Conservatives join with left on Iraq resolution

Three of the House’s most conservative members made common cause with the left wing of the Democratic Party yesterday as they signed a discharge petition that would reopen debate on the House floor over Iraq.

“It’s not easy for a member of one party or another to go down to the floor to sign a discharge petition,” Rep. Walter Jones (R-N.C.) said at a morning news conference. “When asked about possible ramifications of the move, he said, “I didn’t come to Washington to be a chairman.”

Joining Jones were Reps. Ron Paul (R-Texas) and Wayne Gilchrest (R-Md.), along with Democrat Neil Abercrombie (Hawaii).

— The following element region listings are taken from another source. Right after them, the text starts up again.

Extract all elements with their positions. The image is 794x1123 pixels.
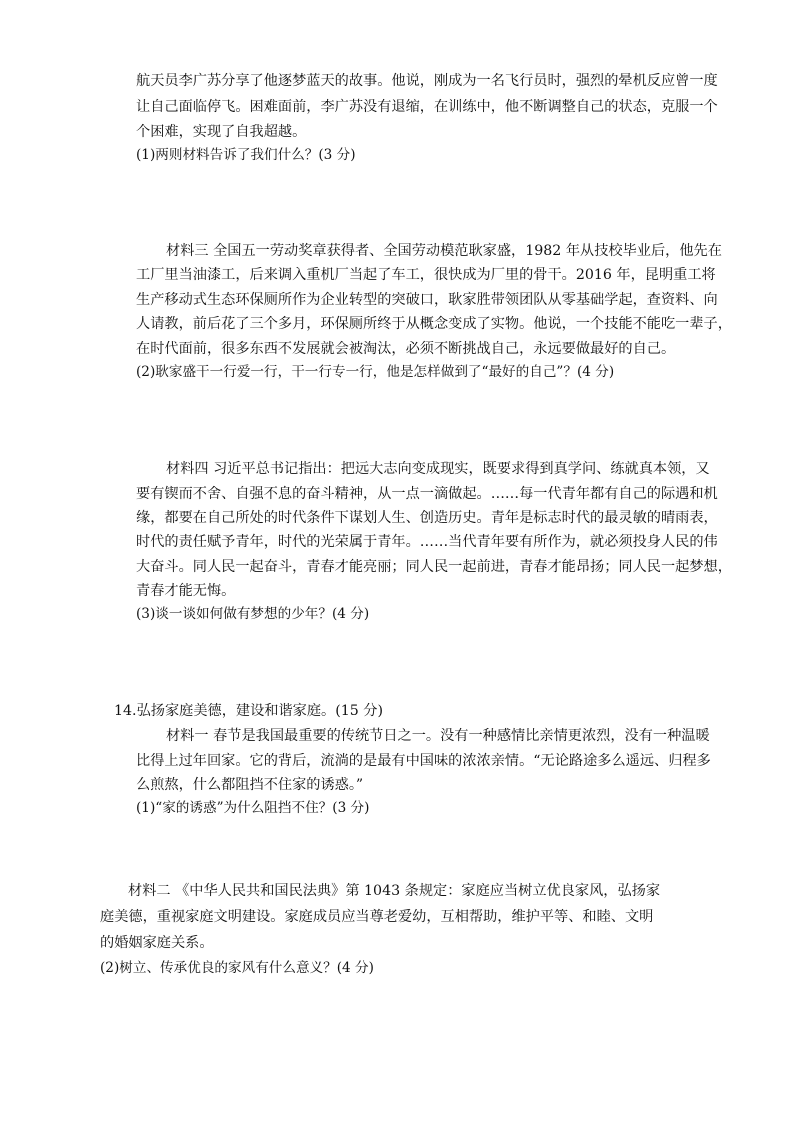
question-14-heading: 14.弘扬家庭美德，建设和谐家庭。(15 分) <box>114 703 384 719</box>
text-line: 生产移动式生态环保厕所作为企业转型的突破口，耿家胜带领团队从零基础学起，查资料、向 <box>136 292 718 308</box>
text-line: 缘，都要在自己所处的时代条件下谋划人生、创造历史。青年是标志时代的最灵敏的晴雨表， <box>136 510 718 526</box>
text-line: 么煎熬，什么都阻挡不住家的诱惑。” <box>136 777 364 793</box>
text-line: 要有锲而不舍、自强不息的奋斗精神，从一点一滴做起。……每一代青年都有自己的际遇和机 <box>136 486 718 502</box>
text-line: 庭美德，重视家庭文明建设。家庭成员应当尊老爱幼，互相帮助，维护平等、和睦、文明 <box>100 909 654 925</box>
text-line: 青春才能无悔。 <box>136 583 236 599</box>
text-line: 人请教，前后花了三个多月，环保厕所终于从概念变成了实物。他说，一个技能不能吃一辈子， <box>136 316 732 332</box>
text-line: 比得上过年回家。它的背后，流淌的是最有中国味的浓浓亲情。“无论路途多么遥远、归程多 <box>136 753 711 769</box>
text-line: 材料一 春节是我国最重要的传统节日之一。没有一种感情比亲情更浓烈，没有一种温暖 <box>166 728 710 744</box>
text-line: 在时代面前，很多东西不发展就会被淘汰，必须不断挑战自己，永远要做最好的自己。 <box>136 341 676 357</box>
text-line: 工厂里当油漆工，后来调入重机厂当起了车工，很快成为厂里的骨干。2016 年，昆明重工将 <box>136 267 716 283</box>
text-line: 材料二 《中华人民共和国民法典》第 1043 条规定：家庭应当树立优良家风，弘扬家 <box>128 883 661 899</box>
text-line: 让自己面临停飞。困难面前，李广苏没有退缩，在训练中，他不断调整自己的状态，克服一个 <box>136 99 718 115</box>
text-line: 的婚姻家庭关系。 <box>100 935 214 951</box>
text-line: 个困难，实现了自我超越。 <box>136 124 307 140</box>
question-1: (1)两则材料告诉了我们什么？(3 分) <box>136 147 356 163</box>
text-line: 材料三 全国五一劳动奖章获得者、全国劳动模范耿家盛，1982 年从技校毕业后，他先在 <box>166 243 722 259</box>
text-line: 大奋斗。同人民一起奋斗，青春才能亮丽；同人民一起前进，青春才能昂扬；同人民一起梦想， <box>136 559 732 575</box>
question-2: (2)耿家盛干一行爱一行，干一行专一行，他是怎样做到了“最好的自己”？(4 分) <box>136 364 615 380</box>
text-line: 时代的责任赋予青年，时代的光荣属于青年。……当代青年要有所作为，就必须投身人民的伟 <box>136 534 718 550</box>
question-3: (3)谈一谈如何做有梦想的少年？(4 分) <box>136 606 370 622</box>
text-line: 材料四 习近平总书记指出：把远大志向变成现实，既要求得到真学问、练就真本领，又 <box>166 461 710 477</box>
q14-question-1: (1)“家的诱惑”为什么阻挡不住？(3 分) <box>136 800 370 816</box>
text-line: 航天员李广苏分享了他逐梦蓝天的故事。他说，刚成为一名飞行员时，强烈的晕机反应曾一度 <box>136 73 718 89</box>
q14-question-2: (2)树立、传承优良的家风有什么意义？(4 分) <box>100 960 374 976</box>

Rep. Jim Leach (R-Iowa) has already signed the petition, along with nearly 80 Democrats.

The move puts the Republicans in an unusual spot. The news conference was promoted by Win Without War, the coalition of left-wing groups like MoveOn.org, NOW and the NAACP, which has opposed the war from the outset.

Former Rep. Tom Andrews (D-Maine), now the national director of Win Without War, said volunteers would be knocking on doors and ads would be run in several states, urging members to sign the petition.

Leadership aides could not be reached before going to print.